I am having problems with following question:
Let $\lambda$ be the Lebesgue measure on $\mathbb{R}$, and let $f: \mathbb{R} \to \mathbb{R}$ be Lebesgue integrable. Show that $\lim_{n \to \infty} f(x + n) = 0 = \lim_{n \to \infty} f(x - n)$ for $\lambda$-almost every $x \in \mathbb{R}$.
I tried to show that the set of all $x \in \mathbb{R}$ such that $\lim_{n \to \infty} f(x + n) \neq 0$ is a set with measure zero. But I have trouble showing that. I would be glad to get some pointers or ideas.
On
Let's assume we'd have $S\subseteq \mathbb R $ with $\lambda(S)>0$ such that $$\forall x\in S:\quad \lim_{n \to \infty} f(x + n) = 0\lor 0 = \lim_{n \to \infty} f(x - n)$$
Then at least one of the sets $\{x\in\mathbb R\mid\lim_{n \to \infty} f(x + n) = 0\}$ and $\{x\in\mathbb R\mid\lim_{n \to \infty} f(x - n)=0\}$ must have positive measure.
Assume wlog that $\{x\in\mathbb R\mid\lim_{n \to \infty} f(x + n) = 0\}$ has positive measure.
This means that for each $x\in S$ we have a constant $K_x>0$ such that
$$\exists N>0:\forall n\in\mathbb N:\quad n>N\implies f(x+n)\ge K_x\tag{1}$$
With this we have: $$ \int_\mathbb R |f(x)| d\lambda \ge\int_{\{s+n\mid s\in S, n\in\mathbb N\}} |f(x)| d\lambda = \sum_{n\in \mathbb N} \int_{S+n} |f(x)| d\lambda $$
It now suffices to show that $\lim_{n\to\infty}\int_{S+n} |f(x)| d\lambda >0$.
To use Fatou's Lemma, we rewrite it as $$\lim_{n\to\infty}\int_{S+n} |f(x)| = \lim_{n\to\infty}\int_{S} |f_n|$$ with $f_n:S\to\mathbb R,\quad x\mapsto x+n$.
Using Fatou's Lemma: $$ \lim_{n\to\infty}\int_{S} |f_n| = \lim\inf_{n\to\infty}\int_{S} |f_n| \ge \int_{S} \lim\inf_{n\to\infty}|f_n| $$
Per definition of $f_n$ and $(1)$ we have that $\lim\inf_{n\to\infty}|f_n|>0$, and thus $\int_{S} \lim\inf_{n\to\infty}|f_n|>0$.

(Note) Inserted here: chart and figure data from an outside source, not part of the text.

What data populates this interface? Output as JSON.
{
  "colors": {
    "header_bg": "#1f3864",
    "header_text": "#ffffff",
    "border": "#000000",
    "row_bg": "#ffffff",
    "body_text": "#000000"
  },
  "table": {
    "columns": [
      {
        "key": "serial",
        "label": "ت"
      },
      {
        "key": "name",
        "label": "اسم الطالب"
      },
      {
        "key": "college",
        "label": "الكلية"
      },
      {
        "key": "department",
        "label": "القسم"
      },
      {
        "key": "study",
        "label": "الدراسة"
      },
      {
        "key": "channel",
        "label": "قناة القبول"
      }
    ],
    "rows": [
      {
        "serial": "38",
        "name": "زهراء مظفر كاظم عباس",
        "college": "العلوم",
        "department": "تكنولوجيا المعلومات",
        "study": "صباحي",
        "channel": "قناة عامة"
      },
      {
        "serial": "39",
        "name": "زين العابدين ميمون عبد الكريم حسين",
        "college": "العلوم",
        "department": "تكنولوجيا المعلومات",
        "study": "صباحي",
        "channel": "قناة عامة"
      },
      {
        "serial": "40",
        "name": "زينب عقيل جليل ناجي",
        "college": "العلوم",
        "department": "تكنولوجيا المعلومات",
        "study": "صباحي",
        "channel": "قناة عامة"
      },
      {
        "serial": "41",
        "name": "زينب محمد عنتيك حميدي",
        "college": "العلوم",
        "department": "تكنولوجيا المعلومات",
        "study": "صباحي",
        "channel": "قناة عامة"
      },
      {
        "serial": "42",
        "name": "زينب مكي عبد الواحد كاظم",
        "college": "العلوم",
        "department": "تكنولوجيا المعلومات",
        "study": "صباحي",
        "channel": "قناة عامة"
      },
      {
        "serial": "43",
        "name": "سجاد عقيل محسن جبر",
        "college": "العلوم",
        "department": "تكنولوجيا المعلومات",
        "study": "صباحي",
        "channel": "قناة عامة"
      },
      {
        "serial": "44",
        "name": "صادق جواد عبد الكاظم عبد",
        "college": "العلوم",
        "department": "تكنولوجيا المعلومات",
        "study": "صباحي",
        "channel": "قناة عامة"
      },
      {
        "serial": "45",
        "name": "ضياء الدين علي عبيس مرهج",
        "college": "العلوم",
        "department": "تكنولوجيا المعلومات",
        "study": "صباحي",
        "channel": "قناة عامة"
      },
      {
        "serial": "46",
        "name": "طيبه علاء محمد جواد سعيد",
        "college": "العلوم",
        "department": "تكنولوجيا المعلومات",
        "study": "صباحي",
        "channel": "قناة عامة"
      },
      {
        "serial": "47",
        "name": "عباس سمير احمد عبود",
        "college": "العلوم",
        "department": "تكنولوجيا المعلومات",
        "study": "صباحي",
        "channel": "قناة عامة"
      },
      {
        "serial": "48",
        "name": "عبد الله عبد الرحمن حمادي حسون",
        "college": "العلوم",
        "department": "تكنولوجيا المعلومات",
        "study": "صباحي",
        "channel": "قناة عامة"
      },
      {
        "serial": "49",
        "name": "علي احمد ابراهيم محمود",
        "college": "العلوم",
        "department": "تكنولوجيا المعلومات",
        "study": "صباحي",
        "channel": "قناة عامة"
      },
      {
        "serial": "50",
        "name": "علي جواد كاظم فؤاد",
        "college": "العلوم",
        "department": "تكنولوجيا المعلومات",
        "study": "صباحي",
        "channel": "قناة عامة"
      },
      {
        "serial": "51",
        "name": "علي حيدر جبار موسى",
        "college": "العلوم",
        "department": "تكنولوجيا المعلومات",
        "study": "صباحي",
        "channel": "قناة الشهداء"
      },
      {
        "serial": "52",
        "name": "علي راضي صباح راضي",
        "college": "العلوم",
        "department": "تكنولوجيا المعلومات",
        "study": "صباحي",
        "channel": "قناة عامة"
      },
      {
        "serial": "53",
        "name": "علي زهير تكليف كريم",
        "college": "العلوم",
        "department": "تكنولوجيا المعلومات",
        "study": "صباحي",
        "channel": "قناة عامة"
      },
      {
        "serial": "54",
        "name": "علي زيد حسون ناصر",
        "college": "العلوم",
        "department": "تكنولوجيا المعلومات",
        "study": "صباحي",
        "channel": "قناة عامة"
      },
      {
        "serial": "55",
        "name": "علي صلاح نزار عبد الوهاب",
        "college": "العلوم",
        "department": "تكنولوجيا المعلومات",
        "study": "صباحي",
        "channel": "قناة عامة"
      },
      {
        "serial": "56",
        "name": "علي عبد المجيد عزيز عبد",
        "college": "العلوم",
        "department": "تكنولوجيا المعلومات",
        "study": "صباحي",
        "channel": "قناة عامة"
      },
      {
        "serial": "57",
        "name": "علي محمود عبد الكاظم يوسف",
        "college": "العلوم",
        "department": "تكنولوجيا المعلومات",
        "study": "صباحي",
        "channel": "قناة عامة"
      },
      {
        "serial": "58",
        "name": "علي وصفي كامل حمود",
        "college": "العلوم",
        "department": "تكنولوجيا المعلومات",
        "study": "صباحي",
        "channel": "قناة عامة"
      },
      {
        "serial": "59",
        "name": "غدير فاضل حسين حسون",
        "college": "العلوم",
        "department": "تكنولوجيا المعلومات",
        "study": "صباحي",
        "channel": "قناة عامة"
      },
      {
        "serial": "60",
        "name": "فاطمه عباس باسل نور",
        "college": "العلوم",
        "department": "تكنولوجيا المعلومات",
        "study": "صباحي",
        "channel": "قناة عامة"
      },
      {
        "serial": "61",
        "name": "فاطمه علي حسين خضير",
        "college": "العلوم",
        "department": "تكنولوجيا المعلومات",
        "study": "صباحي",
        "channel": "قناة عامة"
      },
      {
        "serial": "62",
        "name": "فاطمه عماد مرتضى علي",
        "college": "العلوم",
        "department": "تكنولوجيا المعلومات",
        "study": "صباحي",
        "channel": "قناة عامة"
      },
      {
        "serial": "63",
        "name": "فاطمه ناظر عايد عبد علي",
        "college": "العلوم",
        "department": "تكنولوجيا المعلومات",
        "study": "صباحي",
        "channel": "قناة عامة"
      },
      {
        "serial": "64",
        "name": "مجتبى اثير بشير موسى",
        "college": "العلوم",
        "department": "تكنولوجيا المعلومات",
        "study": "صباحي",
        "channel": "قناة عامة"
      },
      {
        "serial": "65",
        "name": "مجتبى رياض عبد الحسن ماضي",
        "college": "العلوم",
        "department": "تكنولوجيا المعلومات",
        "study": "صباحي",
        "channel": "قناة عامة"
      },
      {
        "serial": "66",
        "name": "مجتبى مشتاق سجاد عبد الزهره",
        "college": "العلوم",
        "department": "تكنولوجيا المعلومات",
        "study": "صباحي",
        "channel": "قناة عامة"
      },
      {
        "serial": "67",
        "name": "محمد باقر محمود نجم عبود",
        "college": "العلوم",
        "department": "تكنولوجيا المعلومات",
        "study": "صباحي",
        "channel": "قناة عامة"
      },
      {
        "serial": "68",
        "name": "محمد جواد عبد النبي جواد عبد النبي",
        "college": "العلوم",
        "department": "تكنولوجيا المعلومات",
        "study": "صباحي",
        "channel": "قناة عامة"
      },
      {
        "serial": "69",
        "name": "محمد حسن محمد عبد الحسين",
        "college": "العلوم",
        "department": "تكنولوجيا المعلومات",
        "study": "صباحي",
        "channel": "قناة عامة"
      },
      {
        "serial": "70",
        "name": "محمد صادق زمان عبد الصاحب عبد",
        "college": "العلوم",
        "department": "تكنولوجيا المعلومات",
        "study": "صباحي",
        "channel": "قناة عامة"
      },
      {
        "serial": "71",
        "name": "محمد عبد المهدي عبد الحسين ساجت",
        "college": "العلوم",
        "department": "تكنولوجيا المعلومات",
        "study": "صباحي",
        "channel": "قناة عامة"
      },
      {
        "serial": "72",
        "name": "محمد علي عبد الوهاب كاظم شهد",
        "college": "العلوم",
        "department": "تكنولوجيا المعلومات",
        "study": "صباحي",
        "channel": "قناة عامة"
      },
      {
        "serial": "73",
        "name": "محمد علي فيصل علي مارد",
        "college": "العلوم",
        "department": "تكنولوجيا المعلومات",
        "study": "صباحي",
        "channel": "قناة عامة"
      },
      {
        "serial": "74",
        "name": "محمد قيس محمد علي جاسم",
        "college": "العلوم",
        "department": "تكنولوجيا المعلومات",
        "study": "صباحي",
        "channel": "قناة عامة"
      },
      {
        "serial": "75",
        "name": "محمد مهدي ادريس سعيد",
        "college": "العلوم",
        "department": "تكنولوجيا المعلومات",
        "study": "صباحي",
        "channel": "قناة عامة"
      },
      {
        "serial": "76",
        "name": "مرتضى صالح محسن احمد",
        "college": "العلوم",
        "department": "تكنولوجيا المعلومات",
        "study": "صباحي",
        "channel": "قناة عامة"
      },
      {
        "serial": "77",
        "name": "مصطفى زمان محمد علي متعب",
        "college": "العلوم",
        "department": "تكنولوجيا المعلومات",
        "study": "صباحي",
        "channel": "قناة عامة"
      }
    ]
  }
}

After switching the sum and integral and making the change of variables $y=x-k$ we get
$$ \int|f(x)|dx = \sum_{k\in\mathbb{Z}} \int_k^{k+1} |f(x)|dx = \int_0^1 \sum_{k\in\mathbb{Z}} |f(y+k)| dy$$
So the rightmost integral is finite. Since integrable functions are finite almost everywhere, we have that the sum on the right converges a.e., and hence that $|f(y+k)| \to 0$ as $|k|\to\infty$ for almost every $y\in[0,1]$ and hence almost every $y\in\mathbb{R}$. In fact, this convergence to zero happens at a summable rate.